In einer ironischen Wendung, die die Herausforderungen bei der Einführung von KI in professionellen Umgebungen verdeutlicht, hat Anthropics eigene Claude AI dem Unternehmen vor Gericht Probleme bereitet.
Am Donnerstag, den 15. Mai 2025, entschuldigte sich die Anwältin Ivana Dukanovic von Latham & Watkins förmlich bei einem Bundesgericht in Nordkalifornien, nachdem sie Claude zur Erstellung eines juristischen Zitats genutzt hatte, das erfundene Informationen enthielt. Das halluzinierte Zitat tauchte in einer Erklärung der Anthropic-Datenwissenschaftlerin Olivia Chen auf, die als Sachverständige im laufenden Urheberrechtsstreit des Unternehmens mit Musikverlagen aussagte.

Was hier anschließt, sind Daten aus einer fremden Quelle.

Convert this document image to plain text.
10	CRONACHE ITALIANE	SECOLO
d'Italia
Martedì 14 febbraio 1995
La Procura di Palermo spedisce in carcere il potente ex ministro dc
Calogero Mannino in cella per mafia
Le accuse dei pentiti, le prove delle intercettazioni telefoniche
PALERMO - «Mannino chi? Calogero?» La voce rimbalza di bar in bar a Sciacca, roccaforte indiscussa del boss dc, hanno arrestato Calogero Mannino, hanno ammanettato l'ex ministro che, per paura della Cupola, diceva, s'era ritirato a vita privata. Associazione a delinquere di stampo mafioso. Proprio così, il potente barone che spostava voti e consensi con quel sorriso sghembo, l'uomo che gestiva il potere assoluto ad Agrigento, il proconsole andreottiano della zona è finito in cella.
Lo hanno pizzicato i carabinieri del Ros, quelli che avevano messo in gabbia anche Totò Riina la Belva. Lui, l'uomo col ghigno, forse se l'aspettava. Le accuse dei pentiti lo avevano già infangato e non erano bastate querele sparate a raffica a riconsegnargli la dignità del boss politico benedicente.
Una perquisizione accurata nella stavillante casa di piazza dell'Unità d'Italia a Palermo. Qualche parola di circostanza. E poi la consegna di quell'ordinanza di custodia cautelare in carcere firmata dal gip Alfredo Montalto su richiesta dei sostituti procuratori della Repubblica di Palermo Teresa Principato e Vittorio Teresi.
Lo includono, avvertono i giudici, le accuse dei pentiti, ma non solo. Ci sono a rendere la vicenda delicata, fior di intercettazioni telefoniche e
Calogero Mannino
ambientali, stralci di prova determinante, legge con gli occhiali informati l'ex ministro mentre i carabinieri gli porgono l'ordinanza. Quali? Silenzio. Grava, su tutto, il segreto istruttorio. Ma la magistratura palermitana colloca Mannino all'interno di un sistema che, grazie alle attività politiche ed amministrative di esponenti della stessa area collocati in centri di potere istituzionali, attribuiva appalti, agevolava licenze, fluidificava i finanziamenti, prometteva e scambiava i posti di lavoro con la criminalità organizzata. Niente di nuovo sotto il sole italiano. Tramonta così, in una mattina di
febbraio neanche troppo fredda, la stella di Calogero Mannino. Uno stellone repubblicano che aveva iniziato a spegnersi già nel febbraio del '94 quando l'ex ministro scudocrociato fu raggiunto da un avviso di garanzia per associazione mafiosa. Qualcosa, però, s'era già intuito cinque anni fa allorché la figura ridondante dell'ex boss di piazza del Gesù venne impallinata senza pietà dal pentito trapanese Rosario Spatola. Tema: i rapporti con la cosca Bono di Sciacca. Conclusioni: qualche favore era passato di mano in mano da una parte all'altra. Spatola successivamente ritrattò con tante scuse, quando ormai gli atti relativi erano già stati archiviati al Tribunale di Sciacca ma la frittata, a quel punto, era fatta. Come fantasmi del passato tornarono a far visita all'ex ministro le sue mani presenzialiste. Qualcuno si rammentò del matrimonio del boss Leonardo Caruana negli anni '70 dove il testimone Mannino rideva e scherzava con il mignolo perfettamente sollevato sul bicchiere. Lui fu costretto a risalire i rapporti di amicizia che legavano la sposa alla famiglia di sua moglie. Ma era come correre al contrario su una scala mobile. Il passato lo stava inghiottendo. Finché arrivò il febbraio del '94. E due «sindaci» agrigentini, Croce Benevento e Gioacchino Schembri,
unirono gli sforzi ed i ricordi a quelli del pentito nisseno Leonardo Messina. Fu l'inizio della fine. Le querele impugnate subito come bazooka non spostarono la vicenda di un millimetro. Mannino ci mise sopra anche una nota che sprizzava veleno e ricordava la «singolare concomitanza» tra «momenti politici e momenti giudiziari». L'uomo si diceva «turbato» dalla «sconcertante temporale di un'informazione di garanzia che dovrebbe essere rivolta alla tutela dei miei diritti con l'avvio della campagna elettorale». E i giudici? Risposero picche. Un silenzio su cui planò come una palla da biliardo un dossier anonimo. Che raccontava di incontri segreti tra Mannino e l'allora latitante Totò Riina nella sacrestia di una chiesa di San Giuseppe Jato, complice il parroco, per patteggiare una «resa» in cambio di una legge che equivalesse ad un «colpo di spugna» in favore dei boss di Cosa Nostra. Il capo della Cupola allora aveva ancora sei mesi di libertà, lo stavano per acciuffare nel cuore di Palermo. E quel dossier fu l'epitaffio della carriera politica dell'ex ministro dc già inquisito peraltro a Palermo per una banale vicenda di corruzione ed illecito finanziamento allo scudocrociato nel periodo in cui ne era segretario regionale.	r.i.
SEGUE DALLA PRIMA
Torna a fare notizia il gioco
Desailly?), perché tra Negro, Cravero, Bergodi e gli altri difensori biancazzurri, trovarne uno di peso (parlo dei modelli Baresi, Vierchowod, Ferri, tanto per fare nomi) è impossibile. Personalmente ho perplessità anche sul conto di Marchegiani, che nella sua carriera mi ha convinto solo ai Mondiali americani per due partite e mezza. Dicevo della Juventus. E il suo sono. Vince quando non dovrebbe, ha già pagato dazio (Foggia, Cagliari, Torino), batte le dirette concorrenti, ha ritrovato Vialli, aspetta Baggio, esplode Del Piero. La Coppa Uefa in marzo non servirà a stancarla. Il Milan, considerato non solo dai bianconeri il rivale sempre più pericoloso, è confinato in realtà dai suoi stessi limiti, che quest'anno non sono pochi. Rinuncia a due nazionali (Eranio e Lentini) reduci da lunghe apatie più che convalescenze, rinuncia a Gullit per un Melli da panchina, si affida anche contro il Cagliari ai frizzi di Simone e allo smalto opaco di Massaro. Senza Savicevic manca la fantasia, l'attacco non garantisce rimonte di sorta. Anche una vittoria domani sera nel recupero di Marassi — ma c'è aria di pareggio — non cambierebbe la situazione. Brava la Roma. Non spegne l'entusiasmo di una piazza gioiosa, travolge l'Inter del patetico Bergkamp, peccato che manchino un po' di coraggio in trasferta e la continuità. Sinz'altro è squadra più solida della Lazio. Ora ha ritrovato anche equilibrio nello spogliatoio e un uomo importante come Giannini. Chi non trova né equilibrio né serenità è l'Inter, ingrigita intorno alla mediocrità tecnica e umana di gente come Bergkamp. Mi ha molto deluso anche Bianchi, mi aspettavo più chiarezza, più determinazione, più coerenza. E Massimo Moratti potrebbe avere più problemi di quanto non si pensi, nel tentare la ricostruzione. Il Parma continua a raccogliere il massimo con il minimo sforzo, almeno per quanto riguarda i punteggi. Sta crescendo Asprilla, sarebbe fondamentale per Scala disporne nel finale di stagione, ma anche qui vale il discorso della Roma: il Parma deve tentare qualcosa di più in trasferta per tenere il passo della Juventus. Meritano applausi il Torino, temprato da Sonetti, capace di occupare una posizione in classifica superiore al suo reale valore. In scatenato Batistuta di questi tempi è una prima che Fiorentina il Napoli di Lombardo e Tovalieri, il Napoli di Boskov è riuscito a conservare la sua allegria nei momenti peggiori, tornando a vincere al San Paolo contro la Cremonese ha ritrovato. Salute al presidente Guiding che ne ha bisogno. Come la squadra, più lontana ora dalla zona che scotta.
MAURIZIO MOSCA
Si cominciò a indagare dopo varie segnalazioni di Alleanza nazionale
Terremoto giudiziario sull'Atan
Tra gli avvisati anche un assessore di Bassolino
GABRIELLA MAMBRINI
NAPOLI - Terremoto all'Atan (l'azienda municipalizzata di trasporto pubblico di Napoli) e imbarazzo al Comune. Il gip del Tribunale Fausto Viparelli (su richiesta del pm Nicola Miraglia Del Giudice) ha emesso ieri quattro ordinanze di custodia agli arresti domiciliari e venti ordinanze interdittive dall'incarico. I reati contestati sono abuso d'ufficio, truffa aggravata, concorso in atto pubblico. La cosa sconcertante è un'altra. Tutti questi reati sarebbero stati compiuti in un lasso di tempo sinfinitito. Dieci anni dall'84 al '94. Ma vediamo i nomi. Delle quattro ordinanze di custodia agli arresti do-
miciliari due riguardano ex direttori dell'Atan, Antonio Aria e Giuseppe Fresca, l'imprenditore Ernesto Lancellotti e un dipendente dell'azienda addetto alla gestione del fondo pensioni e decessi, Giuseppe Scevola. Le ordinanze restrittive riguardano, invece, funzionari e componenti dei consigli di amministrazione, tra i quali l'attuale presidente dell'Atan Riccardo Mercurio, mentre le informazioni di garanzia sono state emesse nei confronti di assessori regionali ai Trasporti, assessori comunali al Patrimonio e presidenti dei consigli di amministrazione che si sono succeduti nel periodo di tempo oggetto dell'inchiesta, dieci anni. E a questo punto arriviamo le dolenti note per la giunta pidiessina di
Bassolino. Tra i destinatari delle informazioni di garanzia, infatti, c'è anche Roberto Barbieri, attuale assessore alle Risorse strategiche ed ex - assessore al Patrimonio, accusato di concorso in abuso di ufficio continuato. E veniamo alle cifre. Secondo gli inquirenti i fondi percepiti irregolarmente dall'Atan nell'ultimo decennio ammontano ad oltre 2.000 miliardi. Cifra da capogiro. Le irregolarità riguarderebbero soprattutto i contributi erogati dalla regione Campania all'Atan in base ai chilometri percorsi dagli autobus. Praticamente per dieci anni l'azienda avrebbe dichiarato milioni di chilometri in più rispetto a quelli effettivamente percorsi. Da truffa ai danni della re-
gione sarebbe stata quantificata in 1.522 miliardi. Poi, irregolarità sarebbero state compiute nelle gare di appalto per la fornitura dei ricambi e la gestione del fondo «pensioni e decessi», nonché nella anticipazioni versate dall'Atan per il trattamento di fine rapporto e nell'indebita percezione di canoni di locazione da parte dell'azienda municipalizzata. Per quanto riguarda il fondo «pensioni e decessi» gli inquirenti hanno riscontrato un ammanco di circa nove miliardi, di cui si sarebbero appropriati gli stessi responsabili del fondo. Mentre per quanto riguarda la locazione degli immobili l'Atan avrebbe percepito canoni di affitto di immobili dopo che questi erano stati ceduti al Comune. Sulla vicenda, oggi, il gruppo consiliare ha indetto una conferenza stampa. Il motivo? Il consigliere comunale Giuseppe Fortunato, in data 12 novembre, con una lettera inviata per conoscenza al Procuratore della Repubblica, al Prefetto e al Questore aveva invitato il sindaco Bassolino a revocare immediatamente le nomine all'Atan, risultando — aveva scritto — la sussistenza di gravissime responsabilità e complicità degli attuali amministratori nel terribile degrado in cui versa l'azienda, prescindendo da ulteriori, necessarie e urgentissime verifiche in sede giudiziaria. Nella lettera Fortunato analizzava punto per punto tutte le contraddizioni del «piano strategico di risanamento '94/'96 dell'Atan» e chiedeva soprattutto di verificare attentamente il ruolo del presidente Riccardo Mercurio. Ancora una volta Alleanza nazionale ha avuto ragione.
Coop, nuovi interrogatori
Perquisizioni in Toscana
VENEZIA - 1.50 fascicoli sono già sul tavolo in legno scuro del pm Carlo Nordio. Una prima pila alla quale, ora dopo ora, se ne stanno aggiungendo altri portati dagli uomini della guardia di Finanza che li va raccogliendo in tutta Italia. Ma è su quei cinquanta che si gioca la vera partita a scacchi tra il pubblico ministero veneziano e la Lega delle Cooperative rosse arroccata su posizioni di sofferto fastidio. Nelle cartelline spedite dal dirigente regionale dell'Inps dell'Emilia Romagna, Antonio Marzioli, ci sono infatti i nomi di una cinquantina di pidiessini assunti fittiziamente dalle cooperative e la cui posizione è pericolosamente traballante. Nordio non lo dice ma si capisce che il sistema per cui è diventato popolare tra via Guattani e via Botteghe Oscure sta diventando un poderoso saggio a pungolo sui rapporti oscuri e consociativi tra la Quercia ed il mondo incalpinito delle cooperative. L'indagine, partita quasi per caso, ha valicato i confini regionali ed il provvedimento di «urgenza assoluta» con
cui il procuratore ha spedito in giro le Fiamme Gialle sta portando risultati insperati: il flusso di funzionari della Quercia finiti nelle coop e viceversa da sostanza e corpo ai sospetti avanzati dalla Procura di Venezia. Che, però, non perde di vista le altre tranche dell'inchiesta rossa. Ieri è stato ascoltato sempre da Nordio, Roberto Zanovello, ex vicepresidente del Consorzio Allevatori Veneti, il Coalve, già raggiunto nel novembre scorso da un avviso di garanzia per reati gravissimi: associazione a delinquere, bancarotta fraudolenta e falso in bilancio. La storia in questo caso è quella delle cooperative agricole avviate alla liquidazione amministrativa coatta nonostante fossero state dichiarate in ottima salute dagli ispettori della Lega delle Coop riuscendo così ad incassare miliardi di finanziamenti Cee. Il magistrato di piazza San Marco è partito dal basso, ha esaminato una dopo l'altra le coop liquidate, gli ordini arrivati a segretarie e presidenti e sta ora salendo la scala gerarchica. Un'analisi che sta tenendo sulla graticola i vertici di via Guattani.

Die Klage, eingereicht von Universal Music Group, Concord und ABKCO, wirft Anthropic vor, urheberrechtlich geschützte Songtexte zum Training des Claude-AI-Modells missbraucht zu haben. Die Verlage behaupten, die KI sei mit Texten von mindestens 500 Songs von Künstlern wie Beyoncé, den Rolling Stones und den Beach Boys ohne entsprechende Genehmigung trainiert worden.
Gerichtsunterlagen zufolge bat Dukanovic Claude darum, ein Zitat für einen legitimen Fachartikel aus The American Statistician zu formatieren, auf den Chen sich bezogen hatte. Während Claude den korrekten Zeitschriftentitel, das Jahr und den Link lieferte, erfand die KI falsche Autoren und einen unzutreffenden Titel. Die „manuelle Zitatprüfung“ der Anwältin übersah diese Fehler vor der Einreichung.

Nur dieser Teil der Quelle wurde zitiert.